Our algorithm can successfully obtain accurate and detailed 3D tree models from point clouds. However, it still has some limitations. First of all, our approach depends on the quality of the input data. For poorly scanned data with sparse points, our method can reconstruct a plausible topological structure of the tree branches but is unable to achieve sufficient geometrical accuracy. Moreover, our work does not consider natural growing rules of tree branches (e.g., branch split angle, branch growing length).
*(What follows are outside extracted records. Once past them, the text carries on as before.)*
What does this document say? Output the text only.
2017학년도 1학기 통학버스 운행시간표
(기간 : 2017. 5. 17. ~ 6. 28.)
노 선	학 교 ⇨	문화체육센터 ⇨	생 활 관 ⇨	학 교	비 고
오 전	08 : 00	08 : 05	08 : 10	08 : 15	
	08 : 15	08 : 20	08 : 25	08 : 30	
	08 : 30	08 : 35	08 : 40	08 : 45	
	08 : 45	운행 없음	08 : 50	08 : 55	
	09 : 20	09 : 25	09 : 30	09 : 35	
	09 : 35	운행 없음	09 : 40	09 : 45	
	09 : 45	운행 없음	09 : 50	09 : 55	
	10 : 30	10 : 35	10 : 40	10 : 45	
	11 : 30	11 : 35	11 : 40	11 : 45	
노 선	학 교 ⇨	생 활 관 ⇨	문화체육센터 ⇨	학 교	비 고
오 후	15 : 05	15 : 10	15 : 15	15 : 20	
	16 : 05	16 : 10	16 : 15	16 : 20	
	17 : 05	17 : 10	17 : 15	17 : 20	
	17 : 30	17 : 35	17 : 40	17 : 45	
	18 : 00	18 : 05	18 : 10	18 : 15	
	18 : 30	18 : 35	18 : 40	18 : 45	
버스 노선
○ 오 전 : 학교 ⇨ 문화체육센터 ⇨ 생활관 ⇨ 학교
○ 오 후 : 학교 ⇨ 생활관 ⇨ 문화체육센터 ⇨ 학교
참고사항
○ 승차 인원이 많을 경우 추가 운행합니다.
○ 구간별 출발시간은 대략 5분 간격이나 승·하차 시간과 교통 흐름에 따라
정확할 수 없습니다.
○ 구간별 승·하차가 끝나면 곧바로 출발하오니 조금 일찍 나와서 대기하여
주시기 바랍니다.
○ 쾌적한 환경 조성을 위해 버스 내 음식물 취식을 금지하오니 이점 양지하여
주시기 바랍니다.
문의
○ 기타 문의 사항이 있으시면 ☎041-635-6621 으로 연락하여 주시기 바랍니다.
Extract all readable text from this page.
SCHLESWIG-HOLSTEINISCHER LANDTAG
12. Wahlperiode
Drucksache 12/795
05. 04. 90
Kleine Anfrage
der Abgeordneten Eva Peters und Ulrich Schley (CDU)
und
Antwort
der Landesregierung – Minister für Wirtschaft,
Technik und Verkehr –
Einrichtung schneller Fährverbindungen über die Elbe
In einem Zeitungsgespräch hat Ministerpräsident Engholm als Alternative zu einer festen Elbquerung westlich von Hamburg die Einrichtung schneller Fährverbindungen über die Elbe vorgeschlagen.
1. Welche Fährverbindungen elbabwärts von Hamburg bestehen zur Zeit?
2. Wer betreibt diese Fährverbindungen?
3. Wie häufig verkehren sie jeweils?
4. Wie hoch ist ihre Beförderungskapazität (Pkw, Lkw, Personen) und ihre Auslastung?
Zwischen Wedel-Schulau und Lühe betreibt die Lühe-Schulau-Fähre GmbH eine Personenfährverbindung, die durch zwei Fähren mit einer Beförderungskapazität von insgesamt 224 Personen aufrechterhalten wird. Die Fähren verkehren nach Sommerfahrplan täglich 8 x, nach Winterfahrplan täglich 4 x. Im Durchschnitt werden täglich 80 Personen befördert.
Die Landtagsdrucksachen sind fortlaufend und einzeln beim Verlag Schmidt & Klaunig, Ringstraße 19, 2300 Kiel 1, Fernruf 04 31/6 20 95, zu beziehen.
The incorporation of domain knowledge will further constrain the reconstructed models to be topologically correct and improve the fidelity of the models, improving both geometrical and topological accuracy.
4.6. Potential Applications
Our proposed approach enables accurate reconstruction of 3D trees from point clouds. The generated tree models can be employed in many applications. The accurate tree models with synthesized leaves and textures can be directly applied in applications such as urban landscape design and entertainment, to convey the realism of the scenes. Our method also opens up the opportunity for automatically obtaining precise tree attributes (e.g., the height of a tree, the thickness of the trunks, and the diameter at a specified height). It enables to save a significant amount of time and laboring efforts compared to the traditional manual measuring method. With accurate 3D tree models, implicit tree attributes, such as wood volume, biomass, the amount of carbon dioxide to be absorbed and oxygen to be emitted, can also be automatically derived or estimated.
5. Conclusions and Future Work
In this paper, we proposed an automatic approach to accurately reconstruct 3D tree branches from point clouds. During the reconstruction, both the geometrical accuracy and topological fidelity of the tree are taken into consideration. One novelty of our work is that we aid the skeleton construction process by the main-branch point centralization, which contributes to improving the quality of the generated tree branch structure. Moreover, an optimization-based approach is employed to accurately reconstruct the geometry of the tree branches. Experimental results revealed that our method is robust in dealing with various types and sizes of trees. As long as the input point clouds demonstrate clear branch structure, our method is capable of generating tree models of high quality.
In future work, we would like to perform automatic segmentation of trees. As our method only works for individual tree point clouds, involving existing automatic segmentation approaches will expand our algorithm to a broader range of applications. Besides, as there are many irregular shapes of tree branches in nature, we will further consider fitting free-form surfaces instead of cylinders to model the branch geometry more precisely.